Cheng Lu, a Beijing-based publisher who has helped dozens of online writers to publish their work, said that time travel romances have come into vogue primarily because they take aspects of modern women's characters, such as independence and perhaps aggression, which are usually taken for granted or even despised in current times, and produce an "exotic charisma".

However, Xiao Chun - a pen name that translates as "Little Spring" - the author of one of China's best-selling time travel stories, said that the success of the books and TV series can only be attributed to the quality of the writing. The success of her story, which has no official English title but can be loosely translated as "Can I Serve Both God and Venus?", ensured that it was subsequently published in book form. To date, it has sold 50,000 copies.

"During the past decade, time travel stories have grown, hit a peak and become part of the mainstream. However, time travel per se is no longer a topic, but merely a plot device," she said.

That opinion is shared by Teng Jing Shu, marketing manager of Tangren Film Studio, which produced the TV adaptation of Startling by Each Step. "The only thing that guarantees good ratings for a TV work is the story and a little help from the right casting, of course," she said.

Working as a sales director for a Global Fortune 500 company in the logistics industry, Xiao Chun is unwilling to reveal her real name, but her writing career is not a secret to her boss or colleagues. She quit her previous job four years ago and began a year-long road trip from Shanghai to Tibet and then on to Nepal, a journey that inspired her to write.

"It's inevitable that you will bring yourself into the story during the writing process, but making up a story doesn't mean that we are allowed to distort history at our sweet will," she said, noting that her novel has been described by readers as "more informative and factual than history books".

"Many writers are addicted to time travel themes because they already know the fine details about the period in question and believe they can change the facts. It may be OK for self-entertainment, but it could be dangerous if children and the impressionable actually believe that it is possible," she said.

Tragically, that may already be happening. In March, two 12-year-old girls in Fujian province committed suicide, leaving notes saying they wanted to travel back to the Qing Dynasty.

Similarly, a 19-year-old migrant worker in Liaoning province tried to travel to the Qing or Tang dynasties by paying 1,800 yuan ($286) for a bottle of "magic wine", after being told that it would enable her to travel through time.

  Myths and weird plots

At the end of 2011, the State Administration of Radio, Film and Television issued a guideline discouraging broadcasts featuring time travel themes because they "casually make up myths, have weird plots and use absurd tactics". The guideline was later upgraded to a full ban, prohibiting the shows from being shown or even made.

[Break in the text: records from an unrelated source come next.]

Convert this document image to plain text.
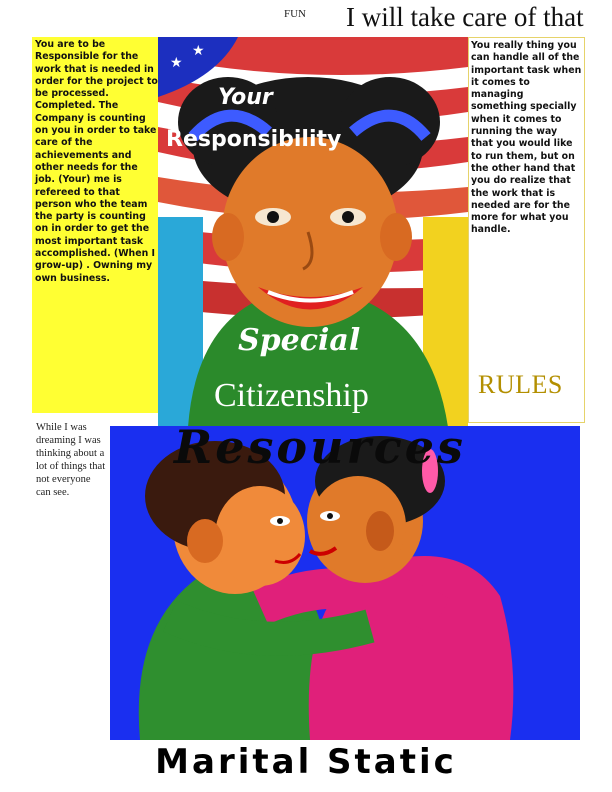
FUN I will take care of that

You are to be Responsible for the work that is needed in order for the project to be processed. Completed. The Company is counting on you in order to take care of the achievements and other needs for the job. (Your) me is refereed to that person who the team the party is counting on in order to get the most important task accomplished. (When I grow-up) . Owning my own business.

★
★
Your
Responsibility
Special
Citizenship

You really thing you can handle all of the important task when it comes to managing something specially when it comes to running the way that you would like to run them, but on the other hand that you do realize that the work that is needed are for the more for what you handle.

RULES
While I was dreaming I was thinking about a lot of things that not everyone can see.
Resources
Marital Static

The ban has prompted heated discussion. Gong Danyun, a media commentator at the Shanghai-based Jiefang Daily newspaper, said that the remote control should be left in the hands of the audience and that the authorities should not be involved.

"As long as there is a market, there is a reason for it to exist," said Fang Zhiyuan, a historian from Jiangxi Normal University. "Our culture should be tolerant enough to embrace different tastes and choices."

Whatever the perception, some have been making a mint from the craze. Although the studios have been coy about their earnings from the genre, an upcoming sequel of Startling by Each Step, with exactly the same cast and title but a completely different story, suggests that it's very profitable indeed.

"Essentially, it's because there are few other forms of entertainment than TV, so people have little imagination," said Gu, the Fudan sociologist.

In 2011, 17,000 TV series episodes were produced, but it's estimated that only around 7,000 were actually broadcast. Therefore, to reduce the risk of joining the list of redundant shows, studios prefer to produce programs that have a high likelihood of being popular, so that television stations will buy and broadcast them. And, as industry insiders have pointed out, the safest way is to simply replicate earlier successful shows.